No magnification yet. The tip has developed a very small burr in the last 10 to 15 cuts, but just on the tip. No chipping is observable by unaided eye, and the edge still feels smooth on my thumb nail. The steel is (wait for it) Japanese mystery stainless from the early 90's, when my dad bought this knife. He died and left it to me 11 years ago. I just started carrying it again in the last year or so.

I've also split soda bottle caps, and cut into the hard plastic openings of a couple of soda bottles. It would whittle beard hair after that too, with just the 1000 stone finish, at 10 dps with no stropping.
 
Took a little damage yesterday cutting electrical wire at work. The damage was just visible. When cutting the same wire, my S30V Griptillian also took a little damage. It could be felt on my thumb nail, but not seen. The Grip was at 17 degrees per side with a 20 dps Sharpmaker microbevel, so it was more than twice the angle of the trapper.
 
7 dps is pretty thin - how high up did you have to grind?

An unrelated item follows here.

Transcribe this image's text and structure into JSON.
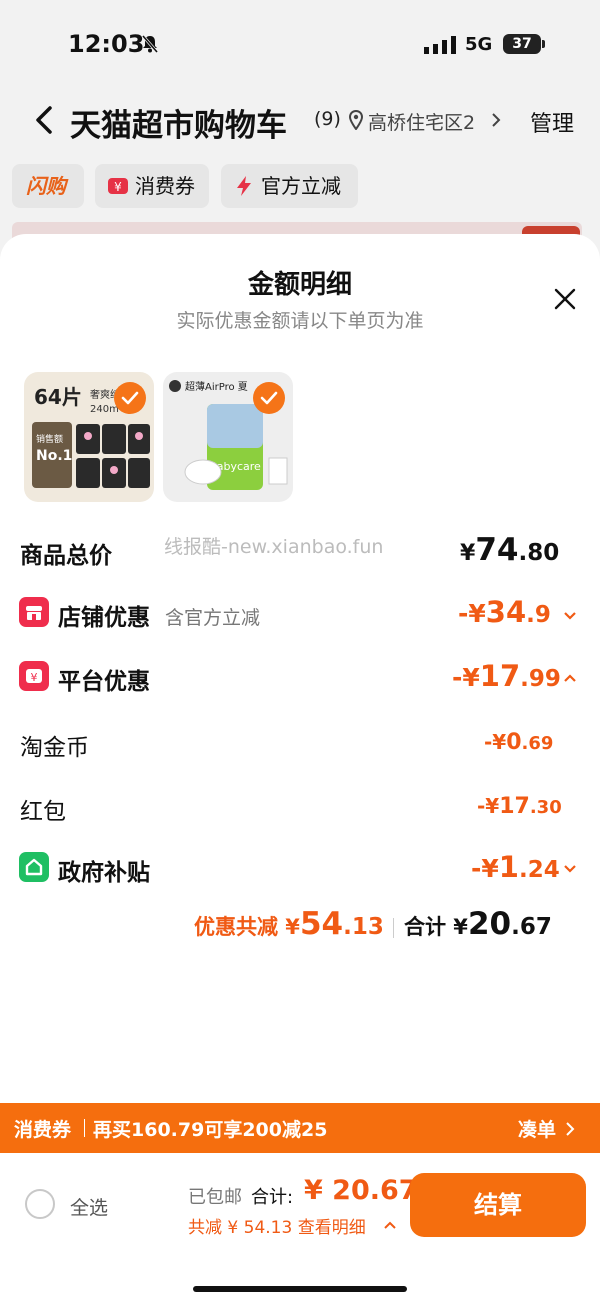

I've had very similar experience with D2 - a Queen 4180 fixed drop point. I put a really thin bevel on it (don't remember the exact, but I could go back and measure it), and it took a lot of damage, but when I put a microbevel on it, it cut like there was no tomorrow. Still does. And the nice part was that even though I put some pretty back chips in it, they came out very quickly on a a diamond hone because of the thin bevel.

It's amazing how simple changes in geometry can radically alter my perceptions of a knife and steel.

Here is the damage before the microbevel. I want to add, completely my fault, I took the knife way out of it's design parameters, but I wanted to see how low I could go.

http://s137.photobucket.com/albums/q203/sodak_photos/testing/queen_4180.jpg

It took less than 5 min to remove 95% of the damage, you can barely see one of the chips now, the rest are gone, and this remains a cutting monster.